Aujourd’hui, Fembo affirme qu’ils raclent des fonds de tiroir avec des moyens très modestes car on a vu leur enveloppe budgétaire précédente sensiblement chuter alors qu’aucune autre source de contraceptifs n’est en vue. L’ASF fournit aujourd’hui 200 cartons de contraceptifs au total en faveur des zones de santé environnantes. Des femmes célibataires et des femmes dont les maris ne veulent pas entendre parler de la contraception en ont payé le prix.
Des infirmières et des médecins dans des hôpitaux et cliniques locaux s’arrogent le droit de déterminer qui a droit à leurs stocks limités. Et pourtant, il n’existe ni une loi qui oblige les femmes à se munir d’autorisations de leurs conjoints, ni un règlement qui accorde officiellement la priorité aux femmes mariées.
Selon Julienne Asani Melamala, 35 ans, mère de cinq enfants, elle n’a pas pu se faire prescrire une contraception dans une clinique et son mari était contre tout recours à la contraception.
« Mon mari n’a jamais été d’accord avec la contraception. Mais vu la situation difficile que nous traversons aujourd’hui, je ne peux pas continuer à mettre au monde », confie Melamala. « C’est pourquoi j’ai acheté des contraceptifs dans une pharmacie de quartier pour stopper les naissances ».
Elle a acheté des pilules contraceptives périmées sans ordonnance dans une pharmacie de quartier et a éprouvé des effets néfastes sur sa santé, raconte-t-elle.
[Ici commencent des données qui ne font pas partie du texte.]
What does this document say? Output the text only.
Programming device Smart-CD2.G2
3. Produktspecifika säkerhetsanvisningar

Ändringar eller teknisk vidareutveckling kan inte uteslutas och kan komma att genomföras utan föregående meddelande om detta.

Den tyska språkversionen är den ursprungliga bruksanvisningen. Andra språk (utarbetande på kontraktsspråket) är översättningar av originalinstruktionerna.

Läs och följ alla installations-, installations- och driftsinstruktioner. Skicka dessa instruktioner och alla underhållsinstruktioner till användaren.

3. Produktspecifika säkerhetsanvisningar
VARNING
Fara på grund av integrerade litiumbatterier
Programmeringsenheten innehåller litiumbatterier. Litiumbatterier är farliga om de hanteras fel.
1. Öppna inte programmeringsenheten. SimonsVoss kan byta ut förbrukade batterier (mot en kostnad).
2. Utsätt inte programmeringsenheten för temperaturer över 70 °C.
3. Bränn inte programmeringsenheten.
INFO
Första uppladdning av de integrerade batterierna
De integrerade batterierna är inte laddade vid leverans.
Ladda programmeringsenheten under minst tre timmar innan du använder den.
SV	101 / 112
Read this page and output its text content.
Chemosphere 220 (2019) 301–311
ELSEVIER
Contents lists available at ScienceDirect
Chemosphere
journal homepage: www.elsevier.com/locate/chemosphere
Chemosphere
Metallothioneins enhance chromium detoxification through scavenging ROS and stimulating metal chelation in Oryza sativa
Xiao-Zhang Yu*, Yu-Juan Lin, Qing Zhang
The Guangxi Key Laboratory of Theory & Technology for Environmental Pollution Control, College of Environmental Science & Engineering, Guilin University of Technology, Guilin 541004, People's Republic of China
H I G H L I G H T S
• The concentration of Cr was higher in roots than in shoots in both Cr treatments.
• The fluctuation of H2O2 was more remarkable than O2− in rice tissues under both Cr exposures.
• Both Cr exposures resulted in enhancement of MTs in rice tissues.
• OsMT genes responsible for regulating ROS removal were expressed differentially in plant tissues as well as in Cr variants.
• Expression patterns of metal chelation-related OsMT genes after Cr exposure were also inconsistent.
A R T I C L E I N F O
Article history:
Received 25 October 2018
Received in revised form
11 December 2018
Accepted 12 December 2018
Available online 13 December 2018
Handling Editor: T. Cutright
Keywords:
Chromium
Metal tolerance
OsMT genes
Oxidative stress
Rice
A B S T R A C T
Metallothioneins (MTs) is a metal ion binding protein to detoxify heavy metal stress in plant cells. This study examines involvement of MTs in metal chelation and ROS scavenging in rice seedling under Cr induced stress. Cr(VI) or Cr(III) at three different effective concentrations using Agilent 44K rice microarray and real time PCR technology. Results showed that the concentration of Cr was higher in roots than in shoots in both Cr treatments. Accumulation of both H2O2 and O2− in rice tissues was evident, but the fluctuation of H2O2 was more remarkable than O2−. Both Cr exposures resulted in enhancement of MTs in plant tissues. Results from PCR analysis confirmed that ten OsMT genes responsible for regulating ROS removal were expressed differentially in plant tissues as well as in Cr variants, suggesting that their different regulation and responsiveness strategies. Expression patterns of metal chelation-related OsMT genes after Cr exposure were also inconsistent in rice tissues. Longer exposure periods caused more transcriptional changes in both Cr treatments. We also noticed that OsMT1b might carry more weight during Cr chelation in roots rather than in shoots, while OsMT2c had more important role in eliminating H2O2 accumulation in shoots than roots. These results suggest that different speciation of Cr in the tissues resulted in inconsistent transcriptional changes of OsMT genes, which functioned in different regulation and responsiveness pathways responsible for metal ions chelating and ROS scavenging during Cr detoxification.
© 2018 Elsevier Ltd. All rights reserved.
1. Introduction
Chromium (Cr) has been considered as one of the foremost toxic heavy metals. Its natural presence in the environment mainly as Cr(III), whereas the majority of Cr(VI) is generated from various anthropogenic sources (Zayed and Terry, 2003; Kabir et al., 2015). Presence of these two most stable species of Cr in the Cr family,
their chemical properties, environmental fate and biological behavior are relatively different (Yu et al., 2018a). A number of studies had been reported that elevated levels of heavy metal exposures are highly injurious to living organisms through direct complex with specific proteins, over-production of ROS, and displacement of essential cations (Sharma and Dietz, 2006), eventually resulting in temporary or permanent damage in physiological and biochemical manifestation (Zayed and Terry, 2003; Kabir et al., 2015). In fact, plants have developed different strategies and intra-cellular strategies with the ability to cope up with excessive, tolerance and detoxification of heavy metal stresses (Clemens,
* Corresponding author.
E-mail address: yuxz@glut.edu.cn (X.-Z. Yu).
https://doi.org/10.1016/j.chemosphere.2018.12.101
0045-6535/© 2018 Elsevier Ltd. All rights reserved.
« J’ai acheté des contraceptifs dans une pharmacie de quartier et j’ai eu des problèmes », témoigne-t-elle. « J’ai eu mal au ventre depuis l’utilisation de ces contraceptifs, et je ne sais pas pourquoi ».
Au nombre des effets secondaires fréquents des contraceptifs périmés – surtout les contraceptifs offerts en comprimés oraux – figurent la nausée et l’infection bactérienne. Et, bien évidemment, ils sont inefficaces.
N’étant pas mariée, Dorcas Amuri, femme entrepreneure âgée de 28 ans, s’est vu refuser l’accès à la contraception dans un hôpital.
« Je ne suis pas mariée légalement, mais j’ai un ami », souligne-t-elle. « Je ne veux pas mettre au monde. Si je m’occupe des enfants, mon business peut en pâtir ».
Après avoir acheté des pilules étiquetées comme contraceptifs dans plusieurs pharmacies de quartier, elle a commencé à éprouver plusieurs problèmes, allant des crampes aux diarrhées.
Des propriétaires de pharmacies n’ont pas voulu se prononcer sur le sujet. Mais selon Kombozi, employé d’une pharmacie de quartier qui a préféré être identifié sous son seul premier nom, ils proposent des contraceptifs oraux bon marché de marque indienne. De son côté, il ne connaît personne qui se plaigne d’effets secondaires.
Mais comme les hôpitaux locaux distribuent leurs quantités limitées de contraceptifs au compte-gouttes, surtout en faveur des femmes mariées, des femmes célibataires affirment s’en remettre à des pharmacies.
Léonie Lisalama, 31 ans, serveuse dans une boîte de nuit, explique qu’elle ne peut se faire délivrer un contraceptif dans un hôpital ou une clinique de la ville simplement parce qu’elle n’est pas mariée.
« Si je pars à l’hôpital, on ne me donnera rien, simplement parce que je ne suis pas mariée », déplore-t-elle. « Et chaque fois que j’ai besoin de contraceptifs, j’utilise ceux qui sont vendus dans des pharmacies, parce que ce sont des endroits les plus faciles pour acheter des contraceptifs quand je veux ».
L’ASF n’a pas obtenu d’autres dons privés et espère que le gouvernement national pourra voler à son secours.
« Aujourd’hui, nous ne sommes pas en mesure de continuer à fonctionner comme d’habitude », explique Fembo. « Nous avons besoin d’une aide d’urgence de la part du gouvernement ».
Adapté à partir de sa version originale en français par Ndahayo Sylvestre, GPJ.